Nila and Jack Thompson, owners of Nila’s Goat Farm in Burr Oak, have no experience with the former but plenty with the latter, especially after they went viral on Instagram last week. Hundreds of folks took to their new website at the behest of a couple of social media influencers (@leeannmiller and @sharonsaysso) to buy soap, lotion, and various crocheted items to the tune of $18,000 in less than 10 hours, forcing the couple to shut down their website in order to collect their breath and catch up on orders.
Jack, who is nearing 80-years-old and has dealt with his fair share of health issues in recent years, spoke of gratitude and humility while sporting a placid smile Saturday at Farrand Hall in Colon. He watched at least a baker’s dozen of local volunteers assemble and package a portion of the 500-plus orders that will be shipped out in the coming weeks, and took a moment to talk about the kindness of strangers.
“Old people look around and see that everyone they know is dying, and they think, ‘Well, I’ll be the last of this lot,'” Jack said. “Then they go on the internet and they find out that a lot of people give a crap whether they live or die! And all of a sudden you have reason to live — I might go another 20 years, myself — I love it. I have never felt as humbled or as much gratitude for the world as I do at this moment.”
Jack added that while he’s grateful, he and Nila are also a bit overwhelmed as they’ve had to shift gears quickly in the matter of days to ensure their supply can meet the sudden uptick in demand.
“After 15 years of making soaps and lotions and being ignored at the farmers markets, we finally got online and had a blazing hail fire of orders, and while we’re tickled, we’re also frightened,” Jack said. “We’ve had to order new equipment, which has not arrived yet, and we’ve had to change our manufacturing facilities, which the contractors have not finished yet.”
Nila and Jack credit their business’ “explosion of growth” to James Gray, who co-owns Farrand Hall with his partner Jacob Hagan in Colon. Gray helped the couple sell more product in the span of 10 hours on the internet than they had in the 18 years they’ve been in business, including the 15 years they spent selling their wares at local farmers markets.
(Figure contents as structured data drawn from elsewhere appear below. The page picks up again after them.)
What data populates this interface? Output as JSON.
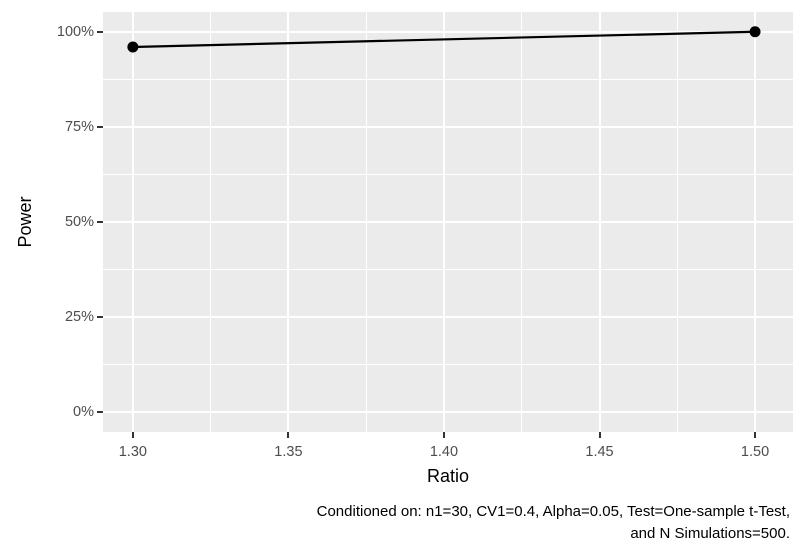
{
  "figure": {
    "caption_line1": "Conditioned on: n1=30, CV1=0.4, Alpha=0.05, Test=One-sample t-Test,",
    "caption_line2": "and N Simulations=500."
  },
  "chart_data": {
    "type": "line",
    "title": "",
    "xlabel": "Ratio",
    "ylabel": "Power",
    "series": [
      {
        "name": "Power",
        "points": [
          {
            "x": 1.3,
            "y": 96
          },
          {
            "x": 1.5,
            "y": 100
          }
        ]
      }
    ],
    "x_tick_values": [
      1.3,
      1.35,
      1.4,
      1.45,
      1.5
    ],
    "x_tick_labels": [
      "1.30",
      "1.35",
      "1.40",
      "1.45",
      "1.50"
    ],
    "y_tick_values": [
      0,
      25,
      50,
      75,
      100
    ],
    "y_tick_labels": [
      "0%",
      "25%",
      "50%",
      "75%",
      "100%"
    ],
    "x_minor_values": [
      1.325,
      1.375,
      1.425,
      1.475
    ],
    "y_minor_values": [
      12.5,
      37.5,
      62.5,
      87.5
    ],
    "xlim": [
      1.2904,
      1.5122
    ],
    "ylim": [
      -5.2,
      105.2
    ],
    "grid": true,
    "legend": "none",
    "colors": {
      "panel_bg": "#ebebeb",
      "grid": "#ffffff",
      "line": "#000000",
      "point": "#000000",
      "tick_label": "#4d4d4d",
      "axis_title": "#000000",
      "tick_mark": "#333333"
    }
  }
}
In a Facebook post published on Tuesday, May 11, Gray wrote, “Yesterday two Instagram accounts asked people to help my neighbors in Michigan by buying their goat milk soap. (@leeannmiller @sharonsaysso)
“We woke up today with over 500 orders and 1800 bars of soap sold! We had to shut down the online shop at 10pm because the orders were coming in by the second. Craziest thing I’ve ever seen.
“Two women who do not know me or these guys wanted to help them. They went online yesterday and asked their followers to help this couple out. I cried for hours yesterday because there were so many people reaching out on IG telling them that they cared for them and hoped these purchases helped them get through a rough patch.
Gray, who runs the Thompsons’ Instagram account and website, also helped them redesign their logo, and come up with new labels. The goodwill didn’t stop there either, as LTi Printing in Sturgis printed 1,000 of each label for the entire line of Nila’s Goat Farm products at no cost to Nila and Jack.
Gray said after the flurry of orders forced Nila and Jack to shut down their site, the kindness of strangers didn’t waver, it simply changed form.
“So we shut the shop down and went online, and told everybody, ‘Thank you, please be patient with us, we need to get caught up.’ And I literally have hundreds of direct messages, sent to Nila’s Instagram account, from people all over the country saying, ‘Don’t worry about it, take your time, get caught up. Let us know when the shop opens again, we want to buy from you but take your time. This wasn’t about soap, this was about helping you guys.'”
Alek Haak-Frost is executive editor of Watershed Voice.